Friday, May 25, 2012: The Beauty Above
Anyone for tea?
How about tea for 550?
That’s the capacity of the gorgeous room beneath this incredibly beautiful ceiling. Clearly, it’s a unique and special place.
Do you recognize it?
It was built in the 17th century, naturally for an emperor (Rudolf II). After all, the guy needed a place to keep his sculptures.
And his giant collection room (43 metres long, 21 metres wide, 12 metres tall) got its name not from art, but because of the breed of horses living in the stables that used to sit below it.
As things usually go in history, the magnificent room wasn’t able to protect Rudolf’s treasures for long. Some of his art was stolen by the Swedish army during the Thirty Years’ War. Some was carried off to Vienna as possessions of the Royal Hapsburg collection. Some pieces were just moved to another part of the huge complex which later emperors called home.
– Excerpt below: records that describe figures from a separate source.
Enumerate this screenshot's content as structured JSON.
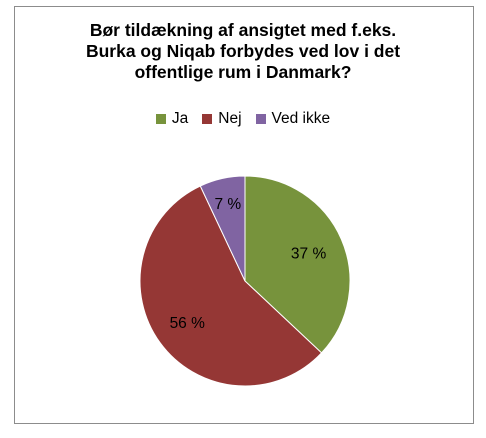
{
  "chart_data": {
    "type": "pie",
    "title_lines": [
      "Bør tildækning af ansigtet med f.eks.",
      "Burka og Niqab forbydes ved lov i det",
      "offentlige rum i Danmark?"
    ],
    "categories": [
      "Ja",
      "Nej",
      "Ved ikke"
    ],
    "values": [
      37,
      56,
      7
    ],
    "labels": [
      "37 %",
      "56 %",
      "7 %"
    ],
    "colors": [
      "#77933c",
      "#953735",
      "#8064a2"
    ],
    "legend": "top"
  }
}
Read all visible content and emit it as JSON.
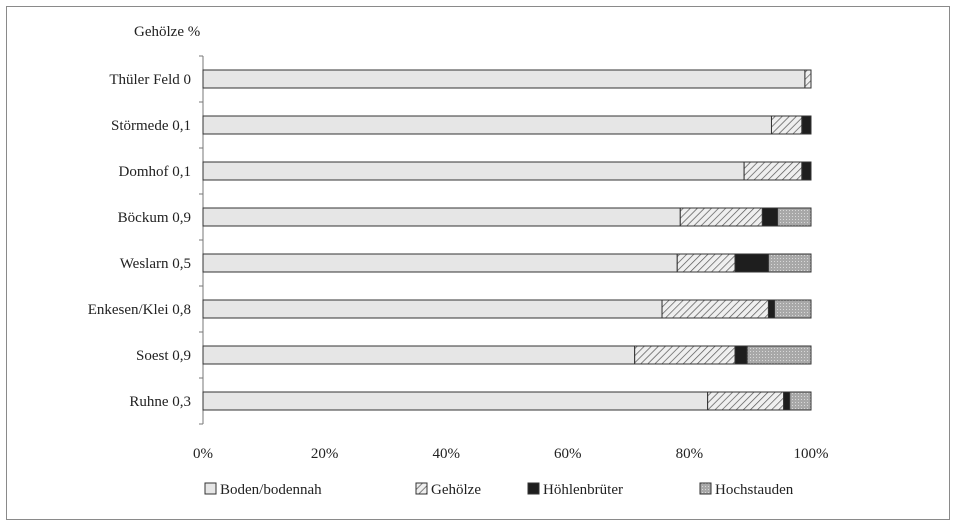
{
  "chart_data": {
    "type": "bar",
    "orientation": "horizontal",
    "stacked": true,
    "percent": true,
    "title": "Gehölze %",
    "categories": [
      "Thüler Feld",
      "Störmede",
      "Domhof",
      "Böckum",
      "Weslarn",
      "Enkesen/Klei",
      "Soest",
      "Ruhne"
    ],
    "category_values": [
      "0",
      "0,1",
      "0,1",
      "0,9",
      "0,5",
      "0,8",
      "0,9",
      "0,3"
    ],
    "series": [
      {
        "name": "Boden/bodennah",
        "values": [
          99,
          93.5,
          89,
          78.5,
          78,
          75.5,
          71,
          83
        ],
        "pattern": "light"
      },
      {
        "name": "Gehölze",
        "values": [
          1,
          5,
          9.5,
          13.5,
          9.5,
          17.5,
          16.5,
          12.5
        ],
        "pattern": "hatch"
      },
      {
        "name": "Höhlenbrüter",
        "values": [
          0,
          1.5,
          1.5,
          2.5,
          5.5,
          1,
          2,
          1
        ],
        "pattern": "dark"
      },
      {
        "name": "Hochstauden",
        "values": [
          0,
          0,
          0,
          5.5,
          7,
          6,
          10.5,
          3.5
        ],
        "pattern": "grey"
      }
    ],
    "xticks": [
      "0%",
      "20%",
      "40%",
      "60%",
      "80%",
      "100%"
    ],
    "xlim": [
      0,
      100
    ],
    "grid": false,
    "legend_position": "bottom"
  }
}
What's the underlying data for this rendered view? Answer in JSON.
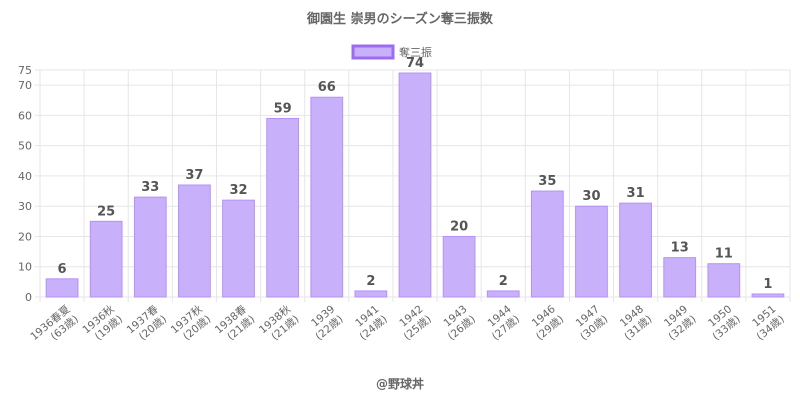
{
  "chart_data": {
    "type": "bar",
    "title": "御園生 崇男のシーズン奪三振数",
    "credit": "@野球丼",
    "legend": {
      "position": "top",
      "entries": [
        "奪三振"
      ]
    },
    "series": [
      {
        "name": "奪三振",
        "values": [
          6,
          25,
          33,
          37,
          32,
          59,
          66,
          2,
          74,
          20,
          2,
          35,
          30,
          31,
          13,
          11,
          1
        ]
      }
    ],
    "categories": [
      [
        "1936春夏",
        "(63歳)"
      ],
      [
        "1936秋",
        "(19歳)"
      ],
      [
        "1937春",
        "(20歳)"
      ],
      [
        "1937秋",
        "(20歳)"
      ],
      [
        "1938春",
        "(21歳)"
      ],
      [
        "1938秋",
        "(21歳)"
      ],
      [
        "1939",
        "(22歳)"
      ],
      [
        "1941",
        "(24歳)"
      ],
      [
        "1942",
        "(25歳)"
      ],
      [
        "1943",
        "(26歳)"
      ],
      [
        "1944",
        "(27歳)"
      ],
      [
        "1946",
        "(29歳)"
      ],
      [
        "1947",
        "(30歳)"
      ],
      [
        "1948",
        "(31歳)"
      ],
      [
        "1949",
        "(32歳)"
      ],
      [
        "1950",
        "(33歳)"
      ],
      [
        "1951",
        "(34歳)"
      ]
    ],
    "yticks": [
      0,
      10,
      20,
      30,
      40,
      50,
      60,
      70,
      75
    ],
    "ylim": [
      0,
      75
    ],
    "grid": true,
    "colors": {
      "bar_fill": "#c9b0fb",
      "bar_stroke": "#b591f7",
      "legend_stroke": "#9b6cf0"
    }
  }
}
As for entertaining at home, this room was the place for the most prestigious, courtly balls, parties, and concerts. It was damaged by the Prussian army in 1757, enlarged with an extra floor above by KI Dienzenhofer in the 18th century, and, it’s said, a century or two later TG Masaryk offered tea here.
These days it’s officially open to the public just two days a year (in May and October), unless you’re lucky enough to get tickets to a concert here.